Thursday, March 10, 2016

US Continues to SLIP and FAIL in Adult Literacy Competencies


InsideHigherEd reports on a study just published by the Organization for Economic Co-operation and Development. It's not good for the US, especially since it reveals a serious decline in actual literacy skills for all adults regardless of educational credentials. What makes these findings even grimmer is that a previous study published in 2005 had already documented this demoralizing
trend.

The Survey of Adult Skills by the Organization for Economic Cooperation and Development shows that despite having higher than average levels of educational attainment, adults in the United States have below-average basic literacy and numeracy skills.

Studies like this are essential but are also used by certain elements in our idiot elite to intensify well-financed efforts to undermine our already hard battered mass educational systems. Since every level of the teaching profession and its leadership is influenced by a constant barrage of corporate class propaganda that has persisted for many generations, we will just have to do our best to make sense of things, keeping in mind that we are (all of us) victims of the forces of "dumb down".
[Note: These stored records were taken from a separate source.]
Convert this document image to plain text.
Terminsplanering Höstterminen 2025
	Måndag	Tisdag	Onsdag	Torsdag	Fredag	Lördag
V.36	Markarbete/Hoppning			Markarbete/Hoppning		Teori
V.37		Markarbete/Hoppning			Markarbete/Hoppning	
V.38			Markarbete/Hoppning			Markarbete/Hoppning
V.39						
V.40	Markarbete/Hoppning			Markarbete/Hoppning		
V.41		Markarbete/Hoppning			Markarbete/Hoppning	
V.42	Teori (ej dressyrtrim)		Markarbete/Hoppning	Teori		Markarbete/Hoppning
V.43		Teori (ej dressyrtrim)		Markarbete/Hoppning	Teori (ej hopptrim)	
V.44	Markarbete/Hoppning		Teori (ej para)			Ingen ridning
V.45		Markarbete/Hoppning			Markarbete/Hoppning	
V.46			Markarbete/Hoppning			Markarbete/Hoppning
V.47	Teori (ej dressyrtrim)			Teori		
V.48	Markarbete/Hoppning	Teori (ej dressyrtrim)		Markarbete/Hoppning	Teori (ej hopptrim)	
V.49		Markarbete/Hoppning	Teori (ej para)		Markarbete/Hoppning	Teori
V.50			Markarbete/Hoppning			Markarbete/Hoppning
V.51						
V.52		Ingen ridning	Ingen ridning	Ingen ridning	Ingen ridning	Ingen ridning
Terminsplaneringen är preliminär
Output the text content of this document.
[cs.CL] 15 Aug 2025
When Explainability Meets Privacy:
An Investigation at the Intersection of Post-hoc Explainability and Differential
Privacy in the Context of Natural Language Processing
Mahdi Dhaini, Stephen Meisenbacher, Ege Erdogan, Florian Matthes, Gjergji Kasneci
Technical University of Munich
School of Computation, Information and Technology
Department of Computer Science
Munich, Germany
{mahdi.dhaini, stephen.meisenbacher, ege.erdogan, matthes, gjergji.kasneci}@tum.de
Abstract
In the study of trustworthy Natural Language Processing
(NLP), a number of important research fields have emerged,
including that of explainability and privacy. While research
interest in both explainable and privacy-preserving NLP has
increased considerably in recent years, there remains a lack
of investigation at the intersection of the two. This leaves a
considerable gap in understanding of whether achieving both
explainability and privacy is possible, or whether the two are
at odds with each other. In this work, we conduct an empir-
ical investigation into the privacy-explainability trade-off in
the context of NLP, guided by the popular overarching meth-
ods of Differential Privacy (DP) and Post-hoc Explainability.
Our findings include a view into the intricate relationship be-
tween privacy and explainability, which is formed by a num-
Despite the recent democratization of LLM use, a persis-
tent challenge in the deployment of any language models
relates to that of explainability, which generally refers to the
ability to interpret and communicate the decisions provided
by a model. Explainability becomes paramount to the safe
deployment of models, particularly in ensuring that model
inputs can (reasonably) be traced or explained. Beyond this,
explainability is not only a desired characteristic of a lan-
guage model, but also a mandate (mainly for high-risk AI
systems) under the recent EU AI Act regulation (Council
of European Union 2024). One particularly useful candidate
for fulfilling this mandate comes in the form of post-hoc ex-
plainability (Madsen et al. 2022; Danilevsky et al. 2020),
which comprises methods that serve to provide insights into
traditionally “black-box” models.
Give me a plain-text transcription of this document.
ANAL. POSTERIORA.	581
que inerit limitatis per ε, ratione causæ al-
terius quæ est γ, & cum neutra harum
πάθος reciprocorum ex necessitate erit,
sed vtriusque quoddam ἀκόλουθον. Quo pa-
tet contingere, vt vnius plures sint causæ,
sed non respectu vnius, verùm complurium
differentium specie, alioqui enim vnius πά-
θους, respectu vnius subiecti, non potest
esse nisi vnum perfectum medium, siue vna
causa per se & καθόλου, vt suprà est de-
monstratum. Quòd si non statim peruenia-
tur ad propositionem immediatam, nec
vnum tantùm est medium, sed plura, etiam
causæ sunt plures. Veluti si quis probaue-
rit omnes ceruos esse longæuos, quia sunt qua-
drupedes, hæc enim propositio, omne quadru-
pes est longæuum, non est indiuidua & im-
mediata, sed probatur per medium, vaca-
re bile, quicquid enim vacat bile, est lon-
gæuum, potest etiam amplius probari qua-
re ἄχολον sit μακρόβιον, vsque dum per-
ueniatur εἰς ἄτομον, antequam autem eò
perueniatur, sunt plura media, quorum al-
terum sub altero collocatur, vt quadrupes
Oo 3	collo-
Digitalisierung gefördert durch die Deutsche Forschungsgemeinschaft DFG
I tend to wonder to what extent historical "dumb down" based on formal education in the US is real - and to what extent it's an artifact of comparing the results of today's educational systems (with all their multicultural challenges) to an older system that specialized in preparing the (mostly male) offspring of the privileged and professional classes - along with a liberal sprinkling of talented "scholarship boys." I, like certain apologists for Christianity and Socialism, tend to view mass education as a good idea if it could ever be seriously attempted.

What does seem very real is that other countries are leaving us in the dust.

It will be important for serious and thoughtful people to remember that this is not just an economic issue. It is a political one with crucial consequences for the viability of democracy and human dignity.

To me, it remains a matter of always resisting the not so subtle bigotry of low expectations that tends to undermine almost every effort to empower disadvantaged learners. But studies like this show us how we are all being disadvantaged. And knowing that, it cannot continue - unless the fault is with us.